In 2001, just days after Peter Milliken was named Speaker of the House, I attended a Gordons auction and noticed that Milliken's sister was in the audience. Barry's wife Alicia, also an auctioneer, announced before beginning the sale, Milliken's appointment.
She pointed his sister out to the audience and stated that we should all be proud and what an honour this was for Kingston. There was a round of applause. That's what politics are supposed to be about. Not this hyper-partisan blood letting that we wittiness today. At some point the discourse must be about what's good for the country and what's good for the Canadian people. But we never have those discussions anymore.
"Just visiting", "elites", "university types". Simple messages to dummy us down.
As Wendy Camp says:
When I first told my friends that I was joining the Liberal Party and supporting Michael Ignatieff, they thought I'd gone nuts. Despite the fact that my parents were always die-hard Liberals, I had become die-hard PC, inspired by a local MP, Flora McDonald.There’s a man out there who has created a deep pool of experience from which we can all draw, through a lifetime spent teaching, observing, and living in the world. He has come home to us and this summer, he has travelled this country talking to whoever will listen. He’s said he has a big red tent in which we can all meet to talk about what we can do for each other and the planet. And under which there is shelter from the storm.

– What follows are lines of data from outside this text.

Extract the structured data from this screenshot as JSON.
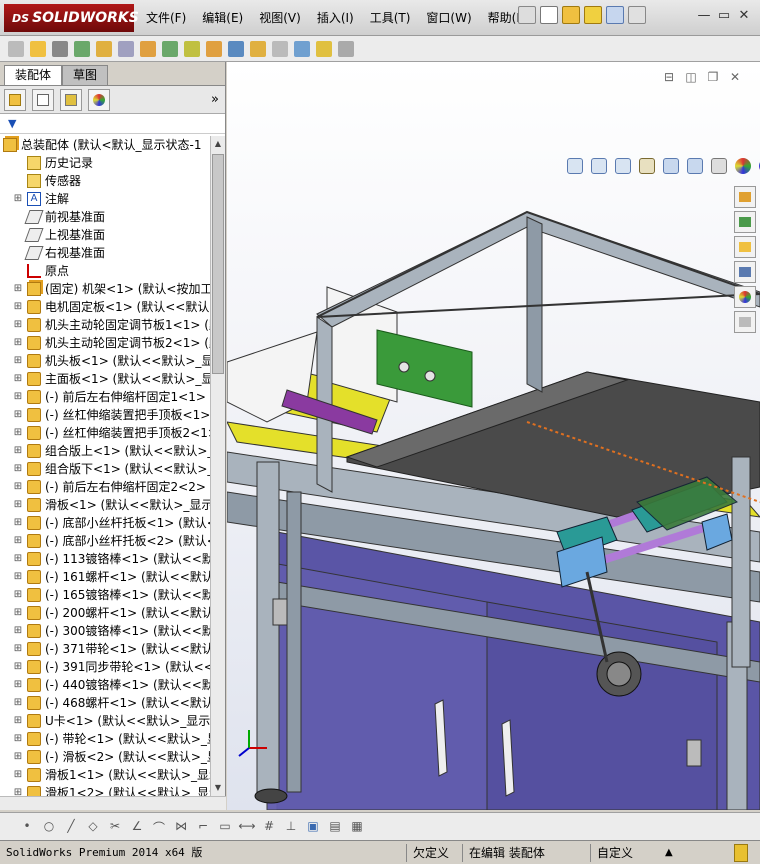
{
  "app": {
    "brand": "SOLIDWORKS",
    "brand_prefix": "DS"
  },
  "menu": [
    "文件(F)",
    "编辑(E)",
    "视图(V)",
    "插入(I)",
    "工具(T)",
    "窗口(W)",
    "帮助(H)"
  ],
  "left_tabs": [
    "装配体",
    "草图"
  ],
  "tree": {
    "root": "总装配体  (默认<默认_显示状态-1",
    "items": [
      {
        "label": "历史记录",
        "icon": "folder"
      },
      {
        "label": "传感器",
        "icon": "folder"
      },
      {
        "label": "注解",
        "icon": "note",
        "expand": true
      },
      {
        "label": "前视基准面",
        "icon": "plane"
      },
      {
        "label": "上视基准面",
        "icon": "plane"
      },
      {
        "label": "右视基准面",
        "icon": "plane"
      },
      {
        "label": "原点",
        "icon": "origin"
      },
      {
        "label": "(固定) 机架<1> (默认<按加工",
        "icon": "asm",
        "expand": true
      },
      {
        "label": "电机固定板<1> (默认<<默认>_显",
        "icon": "part",
        "expand": true
      },
      {
        "label": "机头主动轮固定调节板1<1> (默",
        "icon": "part",
        "expand": true
      },
      {
        "label": "机头主动轮固定调节板2<1> (默",
        "icon": "part",
        "expand": true
      },
      {
        "label": "机头板<1> (默认<<默认>_显示状",
        "icon": "part",
        "expand": true
      },
      {
        "label": "主面板<1> (默认<<默认>_显示状",
        "icon": "part",
        "expand": true
      },
      {
        "label": "(-) 前后左右伸缩杆固定1<1> (",
        "icon": "part",
        "expand": true
      },
      {
        "label": "(-) 丝杠伸缩装置把手顶板<1>",
        "icon": "part",
        "expand": true
      },
      {
        "label": "(-) 丝杠伸缩装置把手顶板2<1>",
        "icon": "part",
        "expand": true
      },
      {
        "label": "组合版上<1> (默认<<默认>_显示",
        "icon": "part",
        "expand": true
      },
      {
        "label": "组合版下<1> (默认<<默认>_显示",
        "icon": "part",
        "expand": true
      },
      {
        "label": "(-) 前后左右伸缩杆固定2<2> (",
        "icon": "part",
        "expand": true
      },
      {
        "label": "滑板<1> (默认<<默认>_显示状态",
        "icon": "part",
        "expand": true
      },
      {
        "label": "(-) 底部小丝杆托板<1> (默认<",
        "icon": "part",
        "expand": true
      },
      {
        "label": "(-) 底部小丝杆托板<2> (默认<",
        "icon": "part",
        "expand": true
      },
      {
        "label": "(-) 113镀铬棒<1> (默认<<默认",
        "icon": "part",
        "expand": true
      },
      {
        "label": "(-) 161螺杆<1> (默认<<默认>_",
        "icon": "part",
        "expand": true
      },
      {
        "label": "(-) 165镀铬棒<1> (默认<<默认",
        "icon": "part",
        "expand": true
      },
      {
        "label": "(-) 200螺杆<1> (默认<<默认>_",
        "icon": "part",
        "expand": true
      },
      {
        "label": "(-) 300镀铬棒<1> (默认<<默认",
        "icon": "part",
        "expand": true
      },
      {
        "label": "(-) 371带轮<1> (默认<<默认>_",
        "icon": "part",
        "expand": true
      },
      {
        "label": "(-) 391同步带轮<1> (默认<<默",
        "icon": "part",
        "expand": true
      },
      {
        "label": "(-) 440镀铬棒<1> (默认<<默认",
        "icon": "part",
        "expand": true
      },
      {
        "label": "(-) 468螺杆<1> (默认<<默认>_",
        "icon": "part",
        "expand": true
      },
      {
        "label": "U卡<1> (默认<<默认>_显示状态",
        "icon": "part",
        "expand": true
      },
      {
        "label": "(-) 带轮<1> (默认<<默认>_显示",
        "icon": "part",
        "expand": true
      },
      {
        "label": "(-) 滑板<2> (默认<<默认>_显示",
        "icon": "part",
        "expand": true
      },
      {
        "label": "滑板1<1> (默认<<默认>_显示状",
        "icon": "part",
        "expand": true
      },
      {
        "label": "滑板1<2> (默认<<默认>_显示状",
        "icon": "part",
        "expand": true
      }
    ]
  },
  "status": {
    "product": "SolidWorks Premium 2014 x64 版",
    "definition": "欠定义",
    "editing": "在编辑 装配体",
    "custom": "自定义",
    "up_arrow": "▲"
  },
  "colors": {
    "brand_red": "#b01818",
    "frame_metal": "#8e9aa6",
    "panel_purple": "#5a55a6",
    "plate_yellow": "#e4e02a",
    "green_plate": "#3a9a3a",
    "teal_block": "#2a9a96",
    "blue_block": "#6aa8e0"
  }
}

His name is Michael Ignatieff. It just happens he’s a Liberal. I feel he’s being true to himself and by being true to himself, he assures me that he will be true to the people of this country. I am comfortable with the way he thinks, his intelligence, the way he speaks to us and with us across the country, across party lines, in both official languages. I think he’d make a good prime minister. That’s just my opinion.

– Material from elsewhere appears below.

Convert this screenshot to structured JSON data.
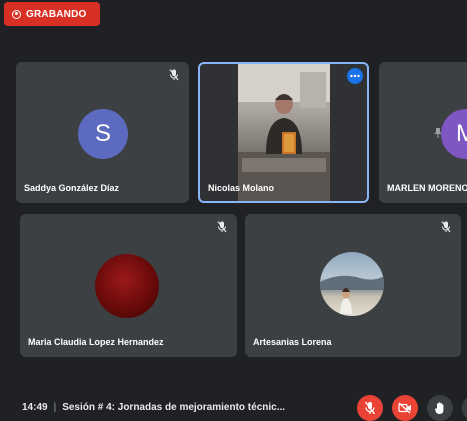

There’ll be people in the old Progressive Conservative party who’ll say: “Oh my god, she’s gone and turned Grit.” Well, you know what? It’s not about that. It’s about finding the person who best demonstrates the empathy and skills necessary to improve this country and the world beyond it, who best exemplifies those values once embodied by the Progressive Conservatives. That person, I believe, is Michael Ignatieff.
But I had accepted that the PCs were gone, and flailed about looking for someone to make me believe in politics again. I didn't know much about Michael Ignatieff then, so I read his The Rights Revolution and Blood and Belonging, and I was hooked.
And you know what? I think Dalton Camp would approve. Just ask his wife.